More specifically, though, the Court noted Alabama's statute had multiple layers of protection against unbridled punitive awards. First, the Court mentioned the jury instructions that accompanied a punitive damages claim. In Alabama, judges tell the jury punitive damages exist to deter future illicit behavior and punish past practices. Second, the Court noted Alabama judges could review punitive awards after the trial to ensure fairness. Finally, the Court identified the Alabama supreme court's review of punitive awards as yet another safeguard.
For all of these reasons, the Court decided the Alabama statute met the constitutional requirements for due process.

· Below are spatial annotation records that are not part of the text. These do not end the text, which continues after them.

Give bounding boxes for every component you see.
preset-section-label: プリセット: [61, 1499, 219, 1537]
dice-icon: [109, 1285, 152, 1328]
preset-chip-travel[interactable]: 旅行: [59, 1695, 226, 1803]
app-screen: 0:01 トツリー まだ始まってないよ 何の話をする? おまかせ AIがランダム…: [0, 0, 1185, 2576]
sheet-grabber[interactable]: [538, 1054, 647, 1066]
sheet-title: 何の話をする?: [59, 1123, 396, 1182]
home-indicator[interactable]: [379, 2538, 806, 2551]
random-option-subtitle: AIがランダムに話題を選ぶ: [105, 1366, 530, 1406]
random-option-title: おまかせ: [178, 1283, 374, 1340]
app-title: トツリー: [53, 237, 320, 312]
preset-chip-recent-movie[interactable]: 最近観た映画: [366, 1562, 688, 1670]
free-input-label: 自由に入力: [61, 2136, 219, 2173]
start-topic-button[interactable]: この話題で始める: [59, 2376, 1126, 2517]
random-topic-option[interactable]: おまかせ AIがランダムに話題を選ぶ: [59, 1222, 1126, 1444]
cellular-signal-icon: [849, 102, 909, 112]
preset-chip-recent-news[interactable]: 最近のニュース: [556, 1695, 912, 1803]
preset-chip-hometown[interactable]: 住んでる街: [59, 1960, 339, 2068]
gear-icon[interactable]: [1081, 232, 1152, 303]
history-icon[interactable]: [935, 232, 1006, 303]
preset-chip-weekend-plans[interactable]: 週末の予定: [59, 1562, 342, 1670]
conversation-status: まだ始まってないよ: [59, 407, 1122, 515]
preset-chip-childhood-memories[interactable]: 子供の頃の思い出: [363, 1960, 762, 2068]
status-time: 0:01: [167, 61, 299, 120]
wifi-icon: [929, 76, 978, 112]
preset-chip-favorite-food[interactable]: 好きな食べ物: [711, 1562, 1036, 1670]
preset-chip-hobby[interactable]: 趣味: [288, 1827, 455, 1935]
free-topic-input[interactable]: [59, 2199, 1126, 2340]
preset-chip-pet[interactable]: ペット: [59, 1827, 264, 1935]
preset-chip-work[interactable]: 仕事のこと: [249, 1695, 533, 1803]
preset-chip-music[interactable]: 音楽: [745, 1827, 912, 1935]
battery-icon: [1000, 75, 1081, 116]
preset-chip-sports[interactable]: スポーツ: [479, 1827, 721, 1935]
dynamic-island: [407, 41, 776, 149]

For the same reasons, I hold section 8371 is also constitutionally valid. Clearly, the Pacific Mutual general holding that punitive damages are not per se unconstitutional applies here too. More specifically, though, Pennsylvania law affords essentially the same protection as Alabama's.
Pennsylvania bases its punitive damages on the same principles as Alabama: punishment and deterrence. See Kirkbride v. Lisbon Contractors, Inc., 521 Pa. 97, 555 A.2d 800 (1989). In addition, Pennsylvania has adopted section 908(2) of the Second Restatement of Torts which explains relevant considerations for establishing punitive damages.
The Restatement provides:
Punitive damages may only be awarded for conduct that is outrageous, because of the defendant's evil motive or his reckless indifference to the rights of others. In assessing punitive damages, the trier of fact can properly consider the character of the defendant's act, the nature and extent of the harm to plaintiff that the defendant caused or intended to cause and the wealth of the defendant.
Further, like Alabama, Pennsylvania provides for review of punitive awards at both the trial and appellate level. See Sulecki v. Southeast National Bank, 358 Pa. Super. 132, 516 A.2d 1217 (1986) (explaining and executing this review).
Clearly, Pennsylvania law makes considerable effort to ensure that punitive damage awards are reasonable. The Pennsylvania system kicks in before the jury considers the matter and provides supervision throughout any appeal process. In light of these safeguards and their similarity to the ones the Supreme Court explicitly approved in Pacific Mutual, I hold section 8371's punitive damages provision satisfies due process.
For these reasons, I find section 8371 is not void for vagueness and satisfies the plaintiff's fourteenth amendment rights. As a result, I will not dismiss plaintiff's second count.